Thank you for the suggestion, @andrewgelman! It appears one can find the details of that model from Gelman and Hill (2007), section 6.6. There we read:

Logistic regression can be conveniently “robustified” by generalizing the latent-data formulation (5.4):

y_i = \bigg \{ \begin{matrix} 1 \text{ if } z_i > 0\\ 0 \text{ if } z_i < 0 \end{matrix}
z_i = X_i \beta + \epsilon_i,

to give the latent errors \epsilon a t distribution:

\epsilon_i \sim t_\nu \bigg ( \frac{\nu - 2}{\nu} \bigg ),

with the degrees-of-freedom parameter \nu > 2 estimated from the data and the t distribution scaled so that its standard deviation equals 1.

That model currently outstrips my brms chops. Bonus Stan Forums points for anyone who can show the relevant brms code.


#6

We can surely write that model in brms. However, I am unsure about why we compute
(\nu - 2) / \nu?
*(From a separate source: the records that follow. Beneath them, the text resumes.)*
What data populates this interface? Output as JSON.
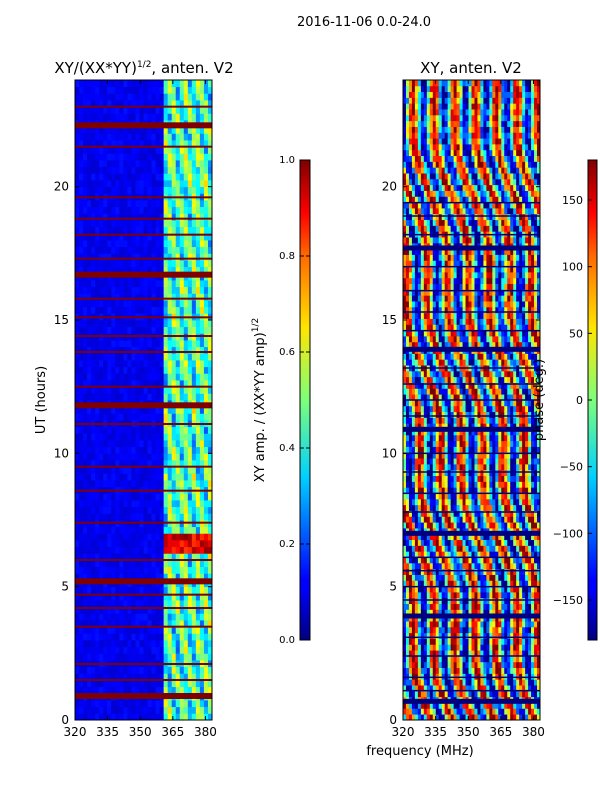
{
  "figure": {
    "suptitle": "2016-11-06 0.0-24.0",
    "shared_xlabel": "frequency (MHz)"
  },
  "chart_data": [
    {
      "type": "heatmap",
      "title_main": "XY/(XX*YY)",
      "title_sup": "1/2",
      "title_tail": ", anten. V2",
      "ylabel": "UT (hours)",
      "xlim": [
        320,
        383
      ],
      "ylim": [
        0,
        24
      ],
      "xticks": [
        320,
        335,
        350,
        365,
        380
      ],
      "yticks": [
        0,
        5,
        10,
        15,
        20
      ],
      "colorbar": {
        "label_main": "XY amp. / (XX*YY amp)",
        "label_sup": "1/2",
        "range": [
          0.0,
          1.0
        ],
        "ticks": [
          "0.0",
          "0.2",
          "0.4",
          "0.6",
          "0.8",
          "1.0"
        ],
        "colormap": "jet"
      },
      "description_values": {
        "low_band_level": 0.08,
        "high_band_start_mhz": 360,
        "high_band_level": 0.35,
        "hot_spot_hours": [
          6.2,
          7.0
        ],
        "flag_hours": [
          0.9,
          1.5,
          2.1,
          3.5,
          4.2,
          4.7,
          5.2,
          6.0,
          7.4,
          8.6,
          9.5,
          11.1,
          11.8,
          12.5,
          13.8,
          14.4,
          15.1,
          15.8,
          16.7,
          17.3,
          18.2,
          18.8,
          19.6,
          21.5,
          22.3,
          23.0
        ]
      }
    },
    {
      "type": "heatmap",
      "title": "XY, anten. V2",
      "xlim": [
        320,
        383
      ],
      "ylim": [
        0,
        24
      ],
      "xticks": [
        320,
        335,
        350,
        365,
        380
      ],
      "yticks": [
        0,
        5,
        10,
        15,
        20
      ],
      "colorbar": {
        "label": "phase (deg.)",
        "range": [
          -180,
          180
        ],
        "ticks": [
          "−150",
          "−100",
          "−50",
          "0",
          "50",
          "100",
          "150"
        ],
        "tick_values": [
          -150,
          -100,
          -50,
          0,
          50,
          100,
          150
        ],
        "colormap": "jet"
      },
      "description_values": {
        "flag_hours": [
          0.7,
          1.1,
          1.6,
          2.4,
          3.1,
          3.9,
          4.5,
          5.0,
          5.6,
          6.1,
          7.0,
          7.8,
          8.5,
          9.3,
          10.0,
          10.9,
          11.4,
          12.0,
          12.6,
          13.2,
          13.9,
          14.6,
          15.3,
          16.1,
          17.0,
          17.7,
          18.2,
          18.9,
          19.4
        ]
      }
    }
  ]
}
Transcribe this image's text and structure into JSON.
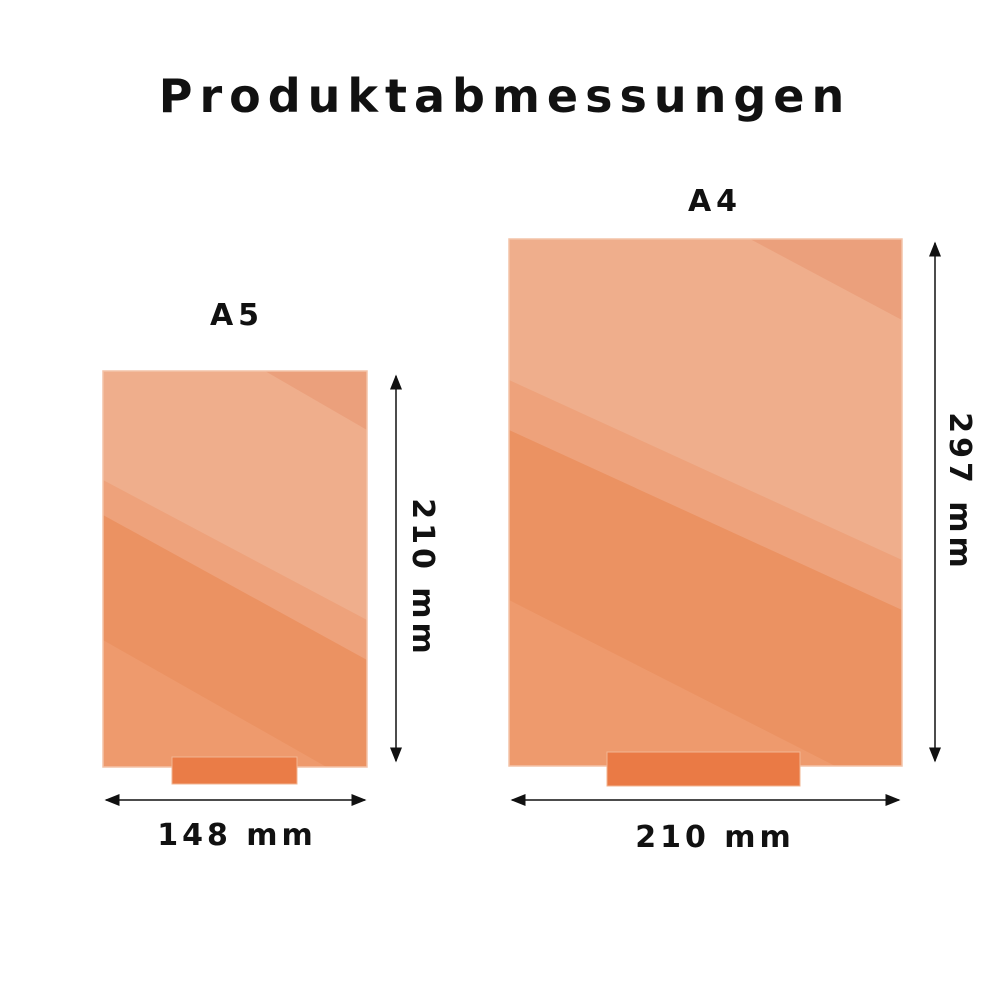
{
  "title": "Produktabmessungen",
  "colors": {
    "panel_light": "#efac8a",
    "panel_dark": "#ec8c5c",
    "stand": "#ea7a45",
    "text": "#111111"
  },
  "products": [
    {
      "label": "A5",
      "width_label": "148 mm",
      "height_label": "210 mm"
    },
    {
      "label": "A4",
      "width_label": "210 mm",
      "height_label": "297 mm"
    }
  ]
}
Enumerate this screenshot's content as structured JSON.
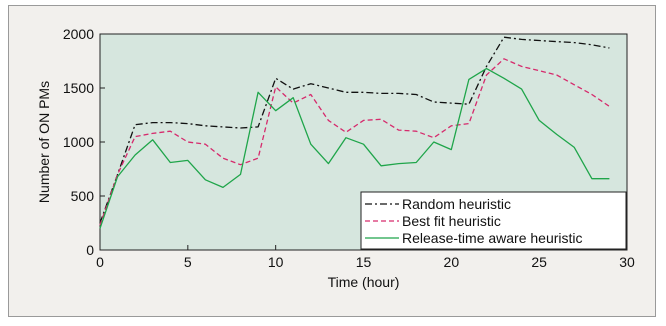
{
  "chart_data": {
    "type": "line",
    "xlabel": "Time (hour)",
    "ylabel": "Number of ON PMs",
    "xlim": [
      0,
      30
    ],
    "ylim": [
      0,
      2000
    ],
    "xticks": [
      0,
      5,
      10,
      15,
      20,
      25,
      30
    ],
    "yticks": [
      0,
      500,
      1000,
      1500,
      2000
    ],
    "plot_background": "#d6e6de",
    "grid": false,
    "legend_position": "bottom-right",
    "series": [
      {
        "name": "Random heuristic",
        "color": "#111111",
        "dash": "dashdot",
        "points": [
          [
            0,
            250
          ],
          [
            1,
            700
          ],
          [
            2,
            1160
          ],
          [
            3,
            1180
          ],
          [
            4,
            1180
          ],
          [
            5,
            1170
          ],
          [
            6,
            1150
          ],
          [
            7,
            1140
          ],
          [
            8,
            1130
          ],
          [
            9,
            1140
          ],
          [
            10,
            1590
          ],
          [
            11,
            1490
          ],
          [
            12,
            1540
          ],
          [
            13,
            1500
          ],
          [
            14,
            1460
          ],
          [
            15,
            1460
          ],
          [
            16,
            1450
          ],
          [
            17,
            1450
          ],
          [
            18,
            1440
          ],
          [
            19,
            1370
          ],
          [
            20,
            1360
          ],
          [
            21,
            1350
          ],
          [
            22,
            1700
          ],
          [
            23,
            1970
          ],
          [
            24,
            1950
          ],
          [
            25,
            1940
          ],
          [
            26,
            1930
          ],
          [
            27,
            1920
          ],
          [
            28,
            1900
          ],
          [
            29,
            1870
          ]
        ]
      },
      {
        "name": "Best fit heuristic",
        "color": "#d62a6c",
        "dash": "dashed",
        "points": [
          [
            0,
            230
          ],
          [
            1,
            700
          ],
          [
            2,
            1050
          ],
          [
            3,
            1080
          ],
          [
            4,
            1100
          ],
          [
            5,
            1000
          ],
          [
            6,
            980
          ],
          [
            7,
            850
          ],
          [
            8,
            790
          ],
          [
            9,
            850
          ],
          [
            10,
            1510
          ],
          [
            11,
            1360
          ],
          [
            12,
            1440
          ],
          [
            13,
            1200
          ],
          [
            14,
            1090
          ],
          [
            15,
            1200
          ],
          [
            16,
            1210
          ],
          [
            17,
            1110
          ],
          [
            18,
            1100
          ],
          [
            19,
            1040
          ],
          [
            20,
            1150
          ],
          [
            21,
            1170
          ],
          [
            22,
            1620
          ],
          [
            23,
            1770
          ],
          [
            24,
            1700
          ],
          [
            25,
            1660
          ],
          [
            26,
            1620
          ],
          [
            27,
            1530
          ],
          [
            28,
            1440
          ],
          [
            29,
            1330
          ]
        ]
      },
      {
        "name": "Release-time aware heuristic",
        "color": "#1fa54a",
        "dash": "solid",
        "points": [
          [
            0,
            200
          ],
          [
            1,
            680
          ],
          [
            2,
            880
          ],
          [
            3,
            1020
          ],
          [
            4,
            810
          ],
          [
            5,
            830
          ],
          [
            6,
            650
          ],
          [
            7,
            580
          ],
          [
            8,
            700
          ],
          [
            9,
            1460
          ],
          [
            10,
            1290
          ],
          [
            11,
            1410
          ],
          [
            12,
            980
          ],
          [
            13,
            800
          ],
          [
            14,
            1040
          ],
          [
            15,
            980
          ],
          [
            16,
            780
          ],
          [
            17,
            800
          ],
          [
            18,
            810
          ],
          [
            19,
            1000
          ],
          [
            20,
            930
          ],
          [
            21,
            1580
          ],
          [
            22,
            1680
          ],
          [
            23,
            1590
          ],
          [
            24,
            1490
          ],
          [
            25,
            1200
          ],
          [
            26,
            1070
          ],
          [
            27,
            950
          ],
          [
            28,
            660
          ],
          [
            29,
            660
          ]
        ]
      }
    ]
  }
}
If we just wanted the errors to be (standard) t-distributed, wouldn’t we just write

\epsilon \sim t(\nu, 0, 1)

#7

Ah I see, it is to fix the SD to 1. That makes sense: (\nu - 2) / \nu is the adjusted scale parameter as var(\epsilon) = \nu / (\nu - 2). That is, we would write

\epsilon \sim t(\nu, 0, (\nu - 2) / \nu)

@andrewgelman Can you confirm this real quick?

Suppose, for now, that the above is correct. We could translate this to brms as follows (not tested, so please check carefully):

library(brms)

stan_inv_robit <- "
  real inv_robit(real y, real nu) {
    student_cdf(y, nu, 0, (nu - 2) / nu);
  }
"
stanvar_inv_robit <- stanvar(scode = stan_inv_robit, block = "functions")

bform <- bf(
  male | trials(1) ~ inv_robit(eta, nu),
  eta ~ <predictors>,
  nu ~ 1,
  nl = TRUE,
  family = bernoulli("identity")
)

bprior <- prior(normal(0, 5), nlpar = "eta") +
  prior(gamma(2, 0.1), nlpar = "nu", lb = 2)

fit <- brm(
  bform, prior = bprior,
  stanvars = stanvar_inv_robit,
  ...
)

#8

Hi, yes, I guess this would have a problem if nu is less than 2, so you’d want to constrain nu to be at least 2, or even to constrain it to be at least 3. I don’t know how to ping Aki on this so I’ll just cc him, also Jonah and Ben in case this ever came up in rstanarm.
See you

Andrew


#9

Thanks Andrew! Through prior(gamma(2, 0.1), nlpar = "nu", lb = 2) brms ensures that nu has a lower bound (lb) of 2. You can ping people via @“name” for instance @avehtari for Aki.